Dept of Ideas: The Travelog Video, In Its Various Forms

By David Schonauer   Wednesday May 9, 2018

Today we’re going to get away from it all.

You have your choice of destinations, thanks to the handful of films we’re featuring.

There’s a time-lapse adventure to “Undisturbed Norway (don’t miss the views of Dalsnibba Mountain Plateau or Briksdal Glacier) and a tilt-shift time lapse trip through “Shrinking Slovenia” (which may be one of Europe’s best-kept travel secrets). There’s also a hyperlapse tour of Salvador Bahia (for those who like beaches).

Want to go farther (and creatively further)? Take a journey down roads all over the planet (via Google Street View). Or enjoy a mesmerizing aerial glimpse of the globe (via Google Earth).

Into something more soulful? Journey into the desert of "Nowhere, California," to see the world from a new perspective.

Or you can have an immersive 360-degree VR experience in Antarctica.

Thanks to modern filmmakers and modern technology, there are now lots of ways to travel.

1. Discovering Undisturbed Norway

“Nature's beauty can be so easily missed,” writes filmmaker Casper Rolsted  of his time-lapse film Undisturbed Norway. “It is my hope that my films will contribute to a deeper understanding and gratitude of the natural wonders in our world and to the preservation of our fragile environment in the future. Rolsted shot the stills for the time lapse with a Sony a6300 mirrorless camera and a variety of Samsung lenses, along with an Edelkrone SliderPlus. Accompanying music: “All is Not Lost” by Tony Anderson (licensed through Musicbed).

2. Into Shrinking Slovenia

Slovenia is a small country that boasts a diverse geography, from high Alpine peaks, idyllic countryside, and vibrant city life, to tranquil villages and a lovely coastline, notes filmmaker Joerg Daiber, who makes the country appear even smaller and more precious in his tilt-shift time-lapse film Shrinking Slovenia. Daiber shot with Panasonic Lumix GH4 and GH2 cameras and 14-140mm and 7-14mm Lumix lenses. Post-production was done with Adobe Creative Production Suite. See Lake Bled, Vintgar Gorge and the country’s capital, Ljubljana. See the film at Vimeo.

3. All Roads Lead to Creativity in Via

You’ve probably never taken a road trip like the one in Maria Constanza Ferreira’s film Via: To be clear, the journey only starts on the road, as the viewer emerges from dark and silent tunnel into one landscape and then another. After that, the sky’s the limit, literally: You are launched into the heavens and look down and around in a wondrous visual display. The film features imagery obtained through Google Street View and digitally manipulated satellite photographs found through Google Earth and the United States Geological Survey Database.

4. Earth From Above in Arena

Photographer Páraic McGloughlin  says his film Arena lets viewers observer the planet “based on the shapes we make, the game of life, our playing ground.” The mesmerizing minute-and-a-half motion piece was made with Google Earth imagery. “It was quite a monotonous process of searching for specific images,” McGloughlin tells PetaPixel. “The animation itself was relatively easy, but the searching took time!”

5. A Bahia Hyperlapse, Shot with a Smartphone

There’s a lot to see in Salvador, Bahia, so if you’re making a travelog film there, you’ve got to move your camera around.

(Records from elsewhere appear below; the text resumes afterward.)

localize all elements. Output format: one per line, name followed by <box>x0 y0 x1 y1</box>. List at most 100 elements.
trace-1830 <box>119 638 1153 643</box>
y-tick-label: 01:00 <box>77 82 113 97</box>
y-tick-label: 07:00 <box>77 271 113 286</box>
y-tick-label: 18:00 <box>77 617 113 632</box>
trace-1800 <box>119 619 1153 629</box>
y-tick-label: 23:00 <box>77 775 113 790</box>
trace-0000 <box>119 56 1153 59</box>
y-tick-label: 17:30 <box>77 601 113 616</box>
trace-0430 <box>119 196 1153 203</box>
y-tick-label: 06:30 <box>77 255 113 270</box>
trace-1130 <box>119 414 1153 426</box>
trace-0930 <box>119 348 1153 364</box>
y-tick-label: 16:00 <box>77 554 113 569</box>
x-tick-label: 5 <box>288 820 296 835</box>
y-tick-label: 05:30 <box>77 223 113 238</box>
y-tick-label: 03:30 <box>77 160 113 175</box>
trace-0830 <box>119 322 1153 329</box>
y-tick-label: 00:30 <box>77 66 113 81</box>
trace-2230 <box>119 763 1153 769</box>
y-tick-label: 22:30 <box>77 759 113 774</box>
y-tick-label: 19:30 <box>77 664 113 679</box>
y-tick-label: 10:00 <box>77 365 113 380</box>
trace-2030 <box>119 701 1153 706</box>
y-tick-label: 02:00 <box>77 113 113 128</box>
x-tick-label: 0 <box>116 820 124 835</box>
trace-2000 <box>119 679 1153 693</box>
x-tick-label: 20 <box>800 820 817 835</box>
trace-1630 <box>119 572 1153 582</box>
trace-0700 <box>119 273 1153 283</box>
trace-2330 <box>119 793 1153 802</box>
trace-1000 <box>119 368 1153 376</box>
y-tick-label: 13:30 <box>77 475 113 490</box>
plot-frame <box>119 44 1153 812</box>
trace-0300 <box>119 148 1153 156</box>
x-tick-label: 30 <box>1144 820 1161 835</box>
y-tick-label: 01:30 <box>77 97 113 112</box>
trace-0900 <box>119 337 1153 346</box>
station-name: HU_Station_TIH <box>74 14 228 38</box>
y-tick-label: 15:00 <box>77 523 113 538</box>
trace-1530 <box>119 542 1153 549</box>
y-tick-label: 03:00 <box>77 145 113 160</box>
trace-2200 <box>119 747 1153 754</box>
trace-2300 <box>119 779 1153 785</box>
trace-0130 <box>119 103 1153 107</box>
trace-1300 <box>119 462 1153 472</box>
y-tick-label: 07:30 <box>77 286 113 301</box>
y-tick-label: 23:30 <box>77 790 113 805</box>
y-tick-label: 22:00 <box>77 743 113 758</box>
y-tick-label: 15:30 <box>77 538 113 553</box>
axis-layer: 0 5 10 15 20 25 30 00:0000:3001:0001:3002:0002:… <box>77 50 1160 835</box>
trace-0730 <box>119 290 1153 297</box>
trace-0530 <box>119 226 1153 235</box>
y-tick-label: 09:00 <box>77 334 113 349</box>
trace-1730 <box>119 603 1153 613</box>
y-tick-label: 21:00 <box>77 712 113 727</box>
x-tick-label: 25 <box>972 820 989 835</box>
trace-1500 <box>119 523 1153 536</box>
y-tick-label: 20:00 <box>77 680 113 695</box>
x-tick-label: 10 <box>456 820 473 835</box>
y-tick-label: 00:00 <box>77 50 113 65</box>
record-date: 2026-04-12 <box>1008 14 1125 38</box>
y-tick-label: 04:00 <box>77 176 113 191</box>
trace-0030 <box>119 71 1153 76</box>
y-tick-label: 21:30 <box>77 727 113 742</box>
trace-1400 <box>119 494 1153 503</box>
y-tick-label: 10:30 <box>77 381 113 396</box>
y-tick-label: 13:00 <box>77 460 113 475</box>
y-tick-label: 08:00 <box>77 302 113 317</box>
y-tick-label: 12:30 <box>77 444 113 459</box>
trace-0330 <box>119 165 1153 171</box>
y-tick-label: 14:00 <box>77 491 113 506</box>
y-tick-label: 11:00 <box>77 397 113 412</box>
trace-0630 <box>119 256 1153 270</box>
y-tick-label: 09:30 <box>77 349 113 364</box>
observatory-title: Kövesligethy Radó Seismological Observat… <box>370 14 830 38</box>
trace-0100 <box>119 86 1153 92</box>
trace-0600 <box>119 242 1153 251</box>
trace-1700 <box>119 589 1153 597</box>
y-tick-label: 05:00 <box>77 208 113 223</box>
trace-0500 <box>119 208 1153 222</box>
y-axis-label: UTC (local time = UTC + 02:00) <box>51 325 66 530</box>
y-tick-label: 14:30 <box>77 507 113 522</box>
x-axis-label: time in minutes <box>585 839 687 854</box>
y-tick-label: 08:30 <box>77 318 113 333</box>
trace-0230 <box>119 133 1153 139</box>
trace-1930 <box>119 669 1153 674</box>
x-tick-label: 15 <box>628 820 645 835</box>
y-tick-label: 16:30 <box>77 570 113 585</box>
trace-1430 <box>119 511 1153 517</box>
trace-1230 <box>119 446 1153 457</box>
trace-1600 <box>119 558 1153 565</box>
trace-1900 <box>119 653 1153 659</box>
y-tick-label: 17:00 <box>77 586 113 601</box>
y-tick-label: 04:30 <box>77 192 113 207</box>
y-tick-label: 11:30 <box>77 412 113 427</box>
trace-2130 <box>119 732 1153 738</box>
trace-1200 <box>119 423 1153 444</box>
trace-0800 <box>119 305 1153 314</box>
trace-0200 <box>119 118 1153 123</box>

That’s what Magu, a São Paulo, Brazil-based commercial film director and time-lapse creator did. The result is his hyperlapse Salvador. Luckily, the camera was small and portable: Magu shot the entire project with the ASUS ZenFone 3 smartphone. The editing was done in Adobe Lightroom and After Effects software.

6. Finding a New Perspective in "Nowhere, California"

Sometimes the best place to find something you’re looking for is in the middle of nowhere. Director (and DP) Cameron Goold’s film Deus ex Machina/Painted in Dust is a visually stunning journey into California’s Mohave desert. It tells the story of Forrest Minchinton, who as a boy took trips to the desert with his surfboard-shaper dad. “There, on a remote compound constructed from objects lost and found, Forrest learned to ride motorcycles, shape surfboards, and see the world through a different lens,” notes Goold.

7. A VR Trip to Antarctica

Explore far-away places from your couch! Virtual-reality travel is fast becoming a cottage industry, with everyone from travel agents to airlines boasting immersive apps, along with media outlets like The New York Times and USA Today, notes Engadget. Late last year Discovery partnered with Google on a VR travel series called  Discovery TRVLR. A recent episode lets you fly an airplane with skis over Antarctica.